Some of those raped or subjected to sexual violence were as young as 12 or 13. There are more than 800 such victims alive and tens of thousands of young adults of mixed Vietnamese-Korean heritage living in the shadows in their own society. Many live in severe poverty, with no access to healthcare and education. Because many are illiterate, they cannot advocate for themselves.

Even in peacetime, affordable contraception can be an elusive goal. I recall an auntie who, in the 1960s, volunteered to provide family planning services when she was living in the West Indies. She said that even though they fitted women with diaphragms, she discovered that the diaphragms were being collected by men after sexual intercourse and held as trophies, so they were becoming single-use contraception only, rather than being for repeated use.
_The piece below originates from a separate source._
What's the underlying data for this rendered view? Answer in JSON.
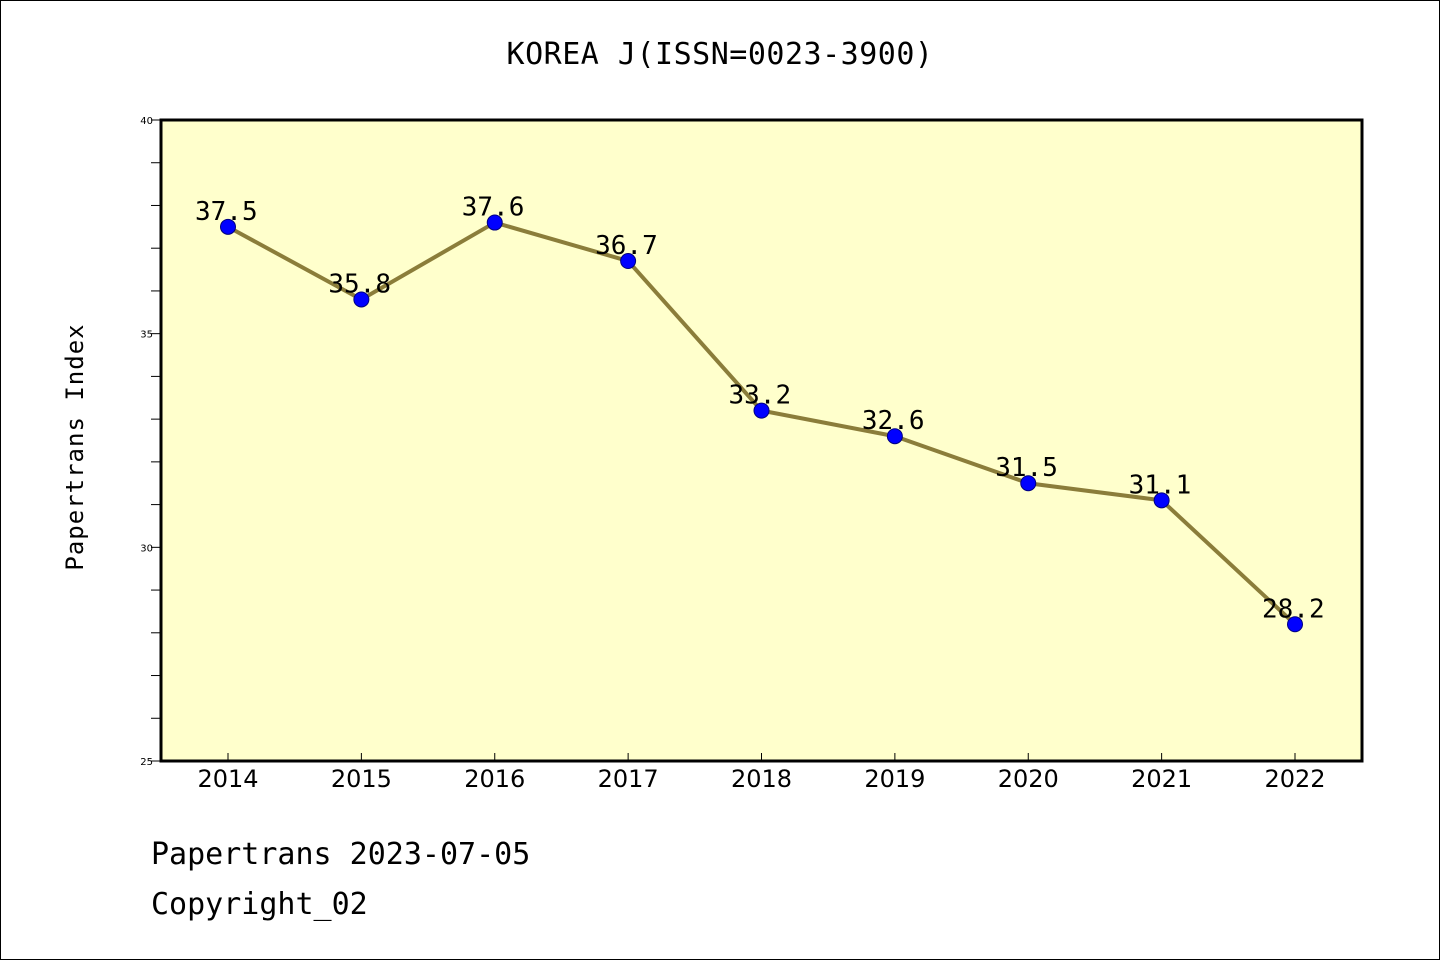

It highlighted the problem for these women in avoiding pregnancies when they wanted to do so.

The recent report from the Independent Commission for Aid Impact, the watchdog scrutinising spending, highlighted that between 2011 and 2015,

“DFID did not pursue the strengthening of health systems to provide quality maternal care with the same intensity as it did for family planning, nor did it do enough to address the barriers that the poorest women face in accessing health services”.

Although Britain has been praised as,

“a vocal champion of family planning and safe abortion”,

I ask the Minister why DfID are not doing more to champion safe pregnancy and delivery. We know that,

“severe shortages of beds, trained personnel, equipment and supplies”,

mean that women are dying from “basic obstetric complications”, including obstructed labour, uterine rupture, eclampsia, haemorrhaging to death and dying of infection. This very high maternal mortality cannot be tolerated around the world. We should be making sure that, during birth, every woman is attended by somebody who knows what to do when the biggest emergencies arise.

Sierra Leone has the highest maternal mortality rate: one in 17 women there have a lifetime risk of death associated with childbirth. In the Pujehun district, for example, there is just one ambulance for a population of 340,000. In the fallout following Ebola, healthcare has become more difficult overall, and it is predicted that this mortality rate will rise further. In Sudan, the aid ban is exposing women to risky births; the story of one woman was covered in the Guardian in 2017.

In some countries, things are being done well. In some Middle Eastern countries, mosques are serving as more than just centres of faith and are being used for training people in the insertion of IUDs and so on. The WHO has launched a new tool on safe contraception for front-line care providers, which provides guidance on the who and how of delivery, including a checklist to confirm that a woman is not pregnant.

The UNFPA’s aim to achieve three zeros by 2030,

“zero unmet need for contraception; zero preventable maternal deaths; and zero gender-based violence and harmful practices, such as child marriage and female genital mutilation”,

is laudable. We must cling on to that. We must also follow the example already given and provide leadership across the world.